Modelling is a challenging and rewarding endeavour that requires creativity, skill and expertise. Some of the common challenges of modelling include:
– Data availability and quality: Modelling relies on data or information to build, calibrate, validate and apply models. However, data may be scarce, incomplete, inconsistent, inaccurate or outdated, especially in the marine environment where observations are difficult and costly to obtain. Therefore, modellers need to use data from various sources and methods, such as in situ measurements, remote sensing, laboratory experiments, literature reviews, expert opinions, etc., and apply techniques to deal with data gaps or uncertainties, such as interpolation, extrapolation, imputation, assimilation, etc.
– Model complexity and uncertainty: Modelling involves simplifying and abstracting reality to create a manageable and tractable representation of the system or phenomenon. However, simplification and abstraction may introduce errors or biases in the model structure or parameters that affect the model accuracy or reliability. Therefore, modellers need to balance the trade-off between model complexity and uncertainty, such as choosing the appropriate level of detail or resolution, incorporating the relevant processes or interactions, estimating the uncertainty or error ranges, etc.
– Model interpretation and communication: Modelling produces outputs or indicators that reflect the model assumptions and inputs. However, outputs or indicators may be misinterpreted or misunderstood by different users or audiences who have different expectations or perspectives of the model. Therefore, modellers need to communicate the model results and implications clearly and transparently, such as explaining the model purpose and scope, describing the model methods and limitations, presenting the model outputs and indicators in a meaningful and accessible way, etc.
Modelling also offers many opportunities and benefits for advancing science and society. Some of the potential opportunities of modelling include:
– Model integration and synthesis: Modelling enables integrating and synthesising data or information from different sources or disciplines into a coherent and consistent framework that captures the whole system or phenomenon. This can help reveal new patterns or relationships, generate new hypotheses or questions, identify new data or knowledge needs, etc.

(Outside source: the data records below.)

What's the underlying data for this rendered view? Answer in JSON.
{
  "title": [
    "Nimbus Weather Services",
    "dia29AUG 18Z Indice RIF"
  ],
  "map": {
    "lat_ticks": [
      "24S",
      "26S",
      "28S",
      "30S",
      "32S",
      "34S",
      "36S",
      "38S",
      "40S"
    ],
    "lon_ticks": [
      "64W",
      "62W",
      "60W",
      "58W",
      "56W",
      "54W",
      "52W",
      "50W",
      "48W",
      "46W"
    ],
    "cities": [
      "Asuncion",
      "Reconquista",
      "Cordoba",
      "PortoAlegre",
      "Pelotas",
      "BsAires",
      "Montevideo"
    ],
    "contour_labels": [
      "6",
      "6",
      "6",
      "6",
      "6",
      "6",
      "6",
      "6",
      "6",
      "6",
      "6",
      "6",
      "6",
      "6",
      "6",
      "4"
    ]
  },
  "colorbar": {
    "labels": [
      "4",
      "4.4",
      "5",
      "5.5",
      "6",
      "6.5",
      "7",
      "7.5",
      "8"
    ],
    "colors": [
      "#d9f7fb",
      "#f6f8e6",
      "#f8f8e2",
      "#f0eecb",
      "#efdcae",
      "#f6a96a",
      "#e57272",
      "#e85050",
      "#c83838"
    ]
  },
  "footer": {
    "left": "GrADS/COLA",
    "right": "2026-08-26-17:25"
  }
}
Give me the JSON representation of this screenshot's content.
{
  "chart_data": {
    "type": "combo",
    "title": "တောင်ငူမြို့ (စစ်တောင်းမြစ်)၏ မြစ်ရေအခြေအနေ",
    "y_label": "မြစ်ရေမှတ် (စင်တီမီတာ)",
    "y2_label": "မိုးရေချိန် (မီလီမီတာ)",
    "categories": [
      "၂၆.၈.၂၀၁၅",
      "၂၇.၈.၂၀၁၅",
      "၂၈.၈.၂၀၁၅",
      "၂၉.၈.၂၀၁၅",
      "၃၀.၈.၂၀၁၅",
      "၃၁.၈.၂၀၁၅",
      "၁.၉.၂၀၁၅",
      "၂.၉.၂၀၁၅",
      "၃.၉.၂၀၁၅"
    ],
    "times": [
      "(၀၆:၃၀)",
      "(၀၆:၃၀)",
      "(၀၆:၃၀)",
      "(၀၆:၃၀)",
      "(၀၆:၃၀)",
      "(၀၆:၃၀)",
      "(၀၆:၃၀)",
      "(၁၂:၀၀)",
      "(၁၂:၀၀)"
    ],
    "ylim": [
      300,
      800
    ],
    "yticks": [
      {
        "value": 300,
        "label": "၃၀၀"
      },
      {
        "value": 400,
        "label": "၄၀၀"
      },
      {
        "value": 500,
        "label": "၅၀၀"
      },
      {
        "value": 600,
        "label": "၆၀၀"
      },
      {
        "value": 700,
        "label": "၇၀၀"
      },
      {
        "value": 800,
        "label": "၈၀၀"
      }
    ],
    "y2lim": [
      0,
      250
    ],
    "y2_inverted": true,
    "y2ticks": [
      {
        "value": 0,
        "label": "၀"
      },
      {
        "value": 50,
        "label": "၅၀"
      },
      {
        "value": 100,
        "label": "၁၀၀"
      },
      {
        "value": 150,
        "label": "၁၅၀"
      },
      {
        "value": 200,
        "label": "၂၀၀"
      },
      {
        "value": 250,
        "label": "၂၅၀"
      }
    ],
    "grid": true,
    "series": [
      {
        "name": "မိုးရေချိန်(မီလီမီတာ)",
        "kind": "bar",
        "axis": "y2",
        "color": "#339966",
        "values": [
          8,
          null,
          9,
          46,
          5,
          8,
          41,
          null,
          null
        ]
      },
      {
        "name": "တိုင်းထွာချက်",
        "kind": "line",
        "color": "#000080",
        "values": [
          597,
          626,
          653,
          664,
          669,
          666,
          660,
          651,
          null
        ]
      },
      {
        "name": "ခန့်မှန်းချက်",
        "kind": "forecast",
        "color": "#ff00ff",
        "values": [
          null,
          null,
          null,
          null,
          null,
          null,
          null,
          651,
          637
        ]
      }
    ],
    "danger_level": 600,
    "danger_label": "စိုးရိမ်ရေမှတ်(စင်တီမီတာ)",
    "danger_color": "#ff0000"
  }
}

– Model innovation and development: Modelling stimulates innovation and development of new methods and tools for creating and applying models. This can help improve model performance and functionality, expand model capabilities and applications, enhance model usability and accessibility, etc.
– Model collaboration and participation: Modelling facilitates collaboration and participation among different stakeholders or audiences who have different roles or interests in the system or phenomenon. This can help foster dialogue and exchange of ideas, increase trust and confidence in the model results, promote co-learning and co-production of knowledge, etc.
References
– Marine Systems Modelling – Plymouth Marine Laboratory. https://www.pml.ac.uk/science/Marine-Systems-Modelling
– Robinson N.M., Nelson W.A., Costello M.J., Sutherland J.E., Lundquist C.J. (2017) A Systematic Review of Marine-Based Species Distribution Models (SDMs) with Recommendations for Best Practice. Frontiers in Marine Science 4:421. https://doi.org/10.3389/fmars.2017.00421
– Marine Systems Modelling | National Oceanography Centre. https://noc.ac.uk/science/research-areas/marine-systems-modelling
– Periáñez R. (2002) Modelling the Dispersion of Radionuclides in the Marine Environment: An Introduction. Springer Science & Business Media.